Collaborative economics is an important component in the analytics product and service strategies of these four leading digital companies all seeking to build a greater presence in IoT and more broadly the convergence of the digital and the physical. But “collaboration” should be placed in context. Once one company open-sourced its ML libraries, other companies were forced to release theirs as well. Millions of developers are far more powerful than a few thousand in-house employees. As well, open sourcing offers these companies tremendous benefits because they can use the new tools to enhance their own operations. For example, Baidu’s Paddle ML software is being used in 30 different online and offline Baidu businesses ranging from health to financial services.
And there are other areas for these companies to invest resources that go beyond the analytics toolsets.

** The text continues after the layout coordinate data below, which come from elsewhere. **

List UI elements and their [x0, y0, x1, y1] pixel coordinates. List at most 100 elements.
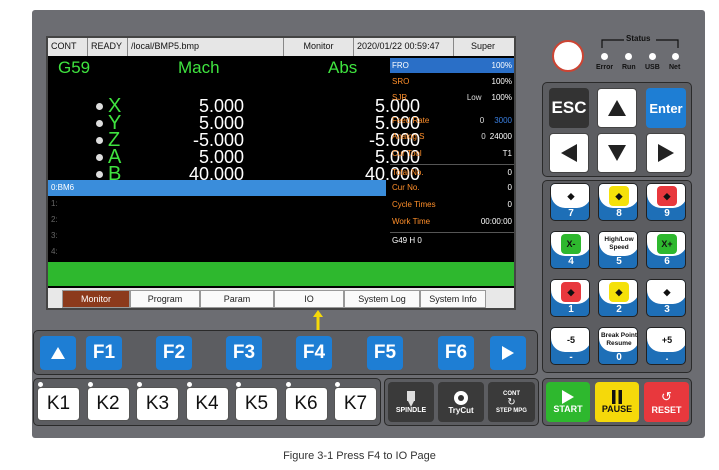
jog-key-6[interactable]: X+ 6 [646, 231, 686, 269]
x-minus-y-plus-icon: ◆ [561, 186, 581, 206]
jog-key-4[interactable]: X- 4 [550, 231, 590, 269]
trycut-button[interactable]: TryCut [438, 382, 484, 422]
axis-indicator-icon [96, 154, 103, 161]
user-level: Super [470, 41, 496, 51]
k2-button[interactable]: K2 [86, 387, 130, 421]
worktime-row: Work Time 00:00:00 [392, 217, 512, 226]
jog-key-8[interactable]: ◆ 8 [598, 183, 638, 221]
cont-step-mpg-button[interactable]: CONT ↻ STEP MPG [488, 382, 535, 422]
jog-key-0[interactable]: Break Point Resume 0 [598, 327, 638, 365]
down-button[interactable] [597, 133, 637, 173]
ready-status: READY [88, 38, 128, 56]
jog-key-.[interactable]: +5 . [646, 327, 686, 365]
tab-monitor[interactable]: Monitor [62, 290, 130, 308]
program-line[interactable]: 3: [48, 228, 386, 244]
start-button[interactable]: START [546, 382, 590, 422]
pointer-arrow-icon [313, 310, 323, 332]
left-arrow-icon [561, 144, 577, 162]
error-led [601, 53, 608, 60]
jog-key-7[interactable]: ◆ 7 [550, 183, 590, 221]
trycut-icon [454, 390, 468, 405]
up-button[interactable] [597, 88, 637, 128]
x-plus-y-minus-icon: ◆ [657, 282, 677, 302]
key-number: 7 [568, 208, 574, 219]
key-number: 1 [568, 304, 574, 315]
usb-led [649, 53, 656, 60]
mach-header: Mach [178, 58, 220, 77]
status-frame-icon [601, 39, 679, 48]
abs-header: Abs [328, 58, 358, 77]
axis-indicator-icon [96, 137, 103, 144]
program-line[interactable]: 1: [48, 196, 386, 212]
run-label: Run [622, 64, 636, 71]
key-number: 6 [664, 256, 670, 267]
left-button[interactable] [549, 133, 589, 173]
message-bar [48, 262, 514, 286]
f1-button[interactable]: F1 [86, 336, 122, 370]
tab-program[interactable]: Program [130, 290, 200, 308]
analog-row: Analog S 0 24000 [392, 132, 512, 141]
aux-key-row: SPINDLE TryCut CONT ↻ STEP MPG [384, 378, 539, 426]
key-number: 8 [616, 208, 622, 219]
jog-key--[interactable]: -5 - [550, 327, 590, 365]
tab-system-info[interactable]: System Info [420, 290, 486, 308]
right-button[interactable] [646, 133, 686, 173]
program-line[interactable]: 2: [48, 212, 386, 228]
key-number: . [665, 352, 669, 363]
spindle-icon [407, 390, 415, 407]
x-plus-icon: X+ [657, 234, 677, 254]
run-led [625, 53, 632, 60]
key-number: 3 [664, 304, 670, 315]
y-minus-icon: ◆ [609, 282, 629, 302]
net-label: Net [669, 64, 681, 71]
program-list[interactable]: 0:BM6 1: 2: 3: 4: [48, 180, 386, 260]
curno-row: Cur No. 0 [392, 183, 512, 192]
prev-page-button[interactable] [40, 336, 76, 370]
f6-button[interactable]: F6 [438, 336, 474, 370]
tab-io[interactable]: IO [274, 290, 344, 308]
sjr-row: SJR Low 100% [392, 93, 512, 102]
total-row: Total No. 0 [390, 164, 514, 179]
axis-indicator-icon [96, 103, 103, 110]
key-label: High/Low Speed [604, 236, 634, 251]
jog-key-2[interactable]: ◆ 2 [598, 279, 638, 317]
k4-button[interactable]: K4 [185, 387, 229, 421]
f3-button[interactable]: F3 [226, 336, 262, 370]
k5-button[interactable]: K5 [235, 387, 278, 421]
key-number: 4 [568, 256, 574, 267]
spindle-button[interactable]: SPINDLE [388, 382, 434, 422]
axis5-plus-icon: +5 [657, 330, 677, 350]
tool-row: Cur Tool T1 [392, 149, 512, 158]
k1-button[interactable]: K1 [37, 387, 80, 421]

Identity management services, data exchange services and data chain of custody are three key areas that will be critical in the growth of IoT and the digital/physical convergence. Pursuing ownership or proprietary access to important data has its appeal. But the new opportunities in the IoT landscape will rely on great technology and the scale these companies possess for a connected world that will in the decades to come reach hundreds of billions of endpoints.